Dans cette drôle de société, un enquêteur hors pair bien qu’un homme bien ordinaire, solitaire et blessé par la vie se met à la recherche de meurtriers qui ont assassiné un vieux couple de fermiers en leur infligeant des sévices effroyables. Le nom de cet inspecteur est Kurt Wallander. Le vieux fermier est mort sur le coup mais sa femme a été amenée à l’hôpital où, avant de rendre l’âme, elle a eu le temps de répéter le mot « étranger, étranger, étranger. »

 

Il n’en fallait pas plus pour déclencher une onde terrible de xénophobie dans le pays, allant jusqu’à l’assassinat d’un Africain aux abords d’un camp de réfugiés.

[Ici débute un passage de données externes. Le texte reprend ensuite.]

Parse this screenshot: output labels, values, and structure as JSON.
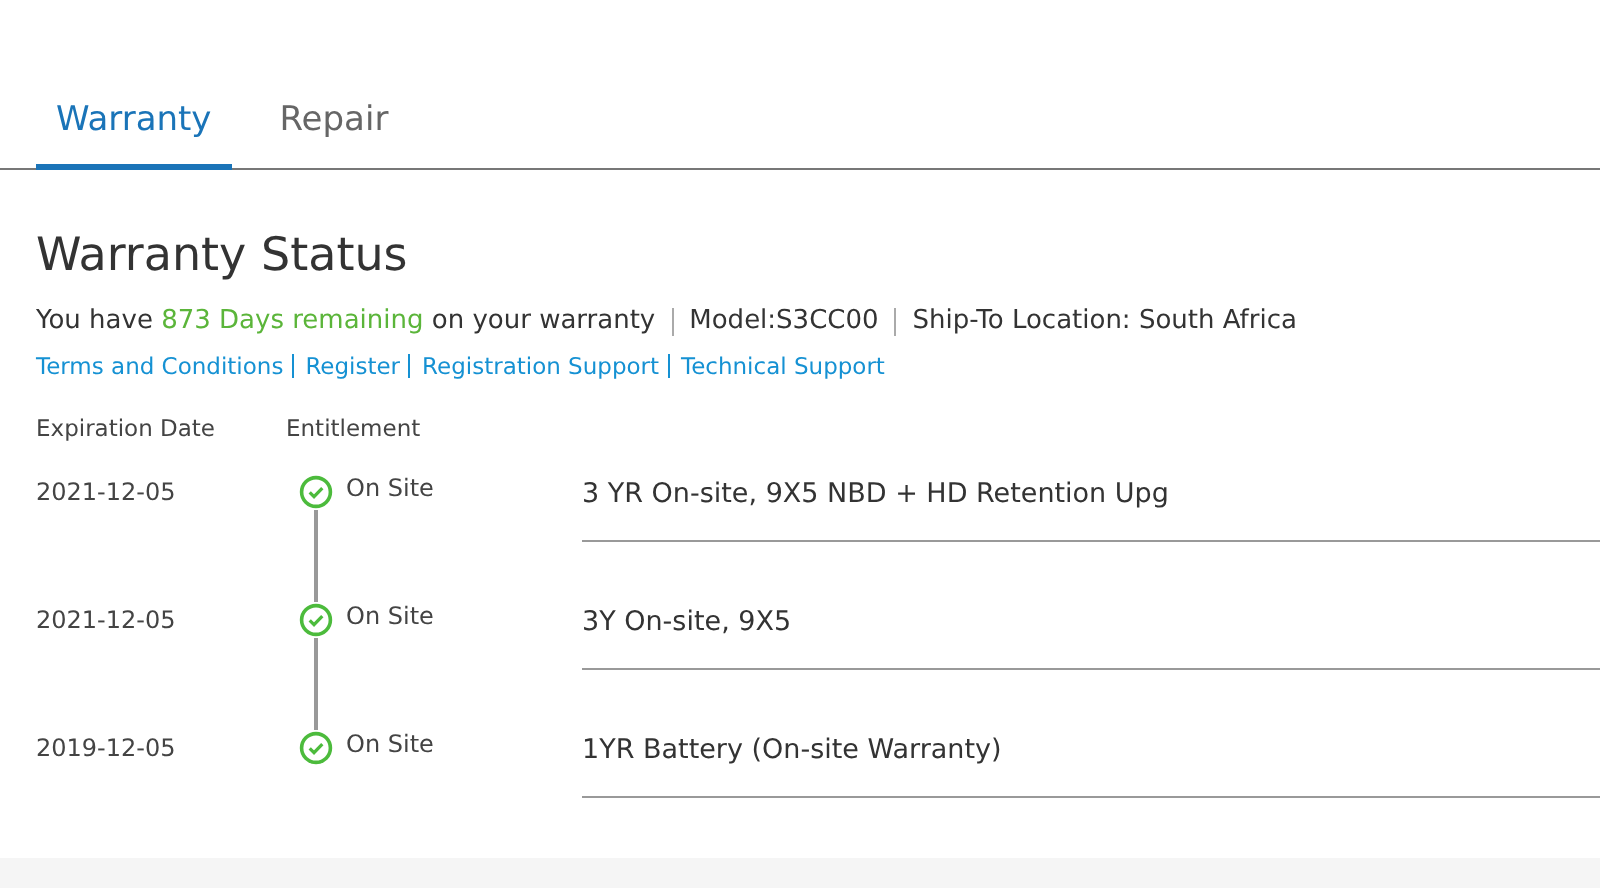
{
  "tabs": [
    {
      "label": "Warranty",
      "selected": true
    },
    {
      "label": "Repair",
      "selected": false
    }
  ],
  "title": "Warranty Status",
  "status": {
    "before": "You have",
    "highlight": "873 Days remaining",
    "after": "on your warranty",
    "model": "Model:S3CC00",
    "location": "Ship-To Location: South Africa"
  },
  "links": [
    "Terms and Conditions",
    "Register",
    "Registration Support",
    "Technical Support"
  ],
  "table": {
    "columns": [
      "Expiration Date",
      "Entitlement"
    ],
    "rows": [
      {
        "date": "2021-12-05",
        "entitlement": "On Site",
        "description": "3 YR On-site, 9X5 NBD + HD Retention Upg"
      },
      {
        "date": "2021-12-05",
        "entitlement": "On Site",
        "description": "3Y On-site, 9X5"
      },
      {
        "date": "2019-12-05",
        "entitlement": "On Site",
        "description": "1YR Battery (On-site Warranty)"
      }
    ]
  }
}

Autres complications pour ce pauvre inspecteur Wallander. Mais évidemment, après moultes essais et erreurs, il découvrira les auteurs de ces assassinats.

 

Mon évaluation :

Je suis bien conscient qu’en lisant « Meurtriers sans visage », je remontais dans le temps pour lire la première aventure de l’inspecteur Wallander. Il était en début de quarantaine alors que dans les romans lus récemment, il est quinquagénaire.

 

Il est toujours intéressant de voir ce qui se passe autour du héros d’un roman policier; pour ce qui est de Wallander, on parle de son ex-femme, de sa fille, de son père souffrant d’Alzheimer, de son collègue et modèle comme policier, Ridberg, qui est atteint du cancer, etc.

 

Donc, malgré mon intérêt marqué dans ma découverte de la Suède d’aujourd’hui, incluant mes incursions sur Google Maps, il y a une chose qui me fatigue un peu dans les polars de Mankell et j’ai mentionné ce fait dans ma dernière critique de ses livres : dans les enquêtes de Wallander, on ne peut pas suivre un fil conducteur fait de constatations, de preuves qui, s’accumulant au fur et à mesure de l’enquête, débouche sur le meurtrier, bien que le lecteur ne s’en ait pas vraiment douté pendant sa lecture. Ici, c’est encore une fois un événement anodin qui se superpose au reste de l'enquête, qui n'a rien à voir avec celle-ci, qui permet à Wallander de trouver le ou les coupables. Bref, les meurtriers, leur mobile, etc., n’ont souvent rien à voir avec le reste de l’enquête et sont arrivés comme par magie à la toute fin du livre. C’est ce que je n’apprécie pas dans les livres de Mankell.

 

Pour ce livre format poche de 386 pages et édité en 1994 chez Christian Bourgeois pour la version française, je mets une note de 7,5 sur 10.